The UnKnowing’s ability to traverse the fractured, chaotic randomness of creative disorder, embrace the madness of invention and all that comes with it is an anathema to the average person. The UnKnowing’s capacity for clutching to the edges of life, merrily pumping the visceral, wheezing soul of the moment and of their own mortality is simply staggering. They also demonstrate an appetite for seeking redemption through destruction. In this paradox lies the dynamic tension of their tempestuous nature.

The vertiginous nose-bleed nature of their creative leaping and scrabbling up the stepping stones of madness in search of the creative ‘it’ is reminiscent of the snow leopard character, Tai Lung, in King Fu Panda.

In the scene where he escapes from the Chor-Gom prison, he does so by springing and scrambling up falling rocks, using them as descending elevators to rise back up out of the abyss: against all the laws of nature, his upward trajectory enabled by their downward one, the opposite of all that should be. That is the against-nature nature of the UnKnowing. 

But often the most transcendent moment comes when we experience someone who makes the journey or transition from Knowing to UnKnowing or vice versa. Or when someone relentlessly and seamlessly shifts from one to the other.
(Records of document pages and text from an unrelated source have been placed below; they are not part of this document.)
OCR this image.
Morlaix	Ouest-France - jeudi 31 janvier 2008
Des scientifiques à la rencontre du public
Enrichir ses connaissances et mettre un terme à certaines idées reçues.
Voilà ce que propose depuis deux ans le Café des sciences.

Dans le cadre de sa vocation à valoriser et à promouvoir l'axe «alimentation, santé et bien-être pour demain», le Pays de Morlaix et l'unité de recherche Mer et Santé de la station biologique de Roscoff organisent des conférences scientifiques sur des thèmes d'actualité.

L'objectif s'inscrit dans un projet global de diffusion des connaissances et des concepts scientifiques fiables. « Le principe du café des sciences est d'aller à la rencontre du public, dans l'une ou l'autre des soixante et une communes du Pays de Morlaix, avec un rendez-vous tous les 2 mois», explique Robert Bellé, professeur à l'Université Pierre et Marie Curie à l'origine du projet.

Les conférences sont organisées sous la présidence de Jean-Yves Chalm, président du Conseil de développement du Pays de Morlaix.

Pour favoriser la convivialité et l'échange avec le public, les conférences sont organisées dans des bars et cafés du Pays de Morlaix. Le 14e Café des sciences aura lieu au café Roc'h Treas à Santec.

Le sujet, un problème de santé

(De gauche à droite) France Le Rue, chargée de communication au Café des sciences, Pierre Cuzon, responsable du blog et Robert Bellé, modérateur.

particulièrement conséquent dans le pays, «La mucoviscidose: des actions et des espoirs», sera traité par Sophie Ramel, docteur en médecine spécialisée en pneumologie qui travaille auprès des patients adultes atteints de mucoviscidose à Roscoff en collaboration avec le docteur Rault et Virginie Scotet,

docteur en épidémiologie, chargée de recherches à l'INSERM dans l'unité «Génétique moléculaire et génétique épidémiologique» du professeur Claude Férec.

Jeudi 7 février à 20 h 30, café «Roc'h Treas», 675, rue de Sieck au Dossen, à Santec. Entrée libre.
At its simple journey level, Picasso is a good example of the shift from Knowing to UnKnowing. His skills as an accomplished artist in the traditional mold: his sense of scale and context, his draughts-manship, his painterly skills, brushwork, colourist’s eye and capture of the subject were exceptional. So when he chose to smash the vase of his traditional expertise, reassembling the fragments of what was in a new and abstracted disruptive way, he made the journey from Knowing to UnKnowing.

But in their extremes, especially that of the transcendent form, lies the greatest turbulence and far greater likelihood of a dark mortality.

So to be creative or not to be creative and in which sphere is not really the question. But whether we choose to be of the Knowing or the UnKnowing variety.

Perhaps, if you are creative yourself or know or work with creative people, the question that we should ask is this: am I, or they the Knowing or The UnKnowing kind: or the transcendent other?

Lets start there.

(And perhaps we should also spare a kind thought for those who find themselves imprisoned by these pillars, their only escape coming when the whole edifice collapses upon them.)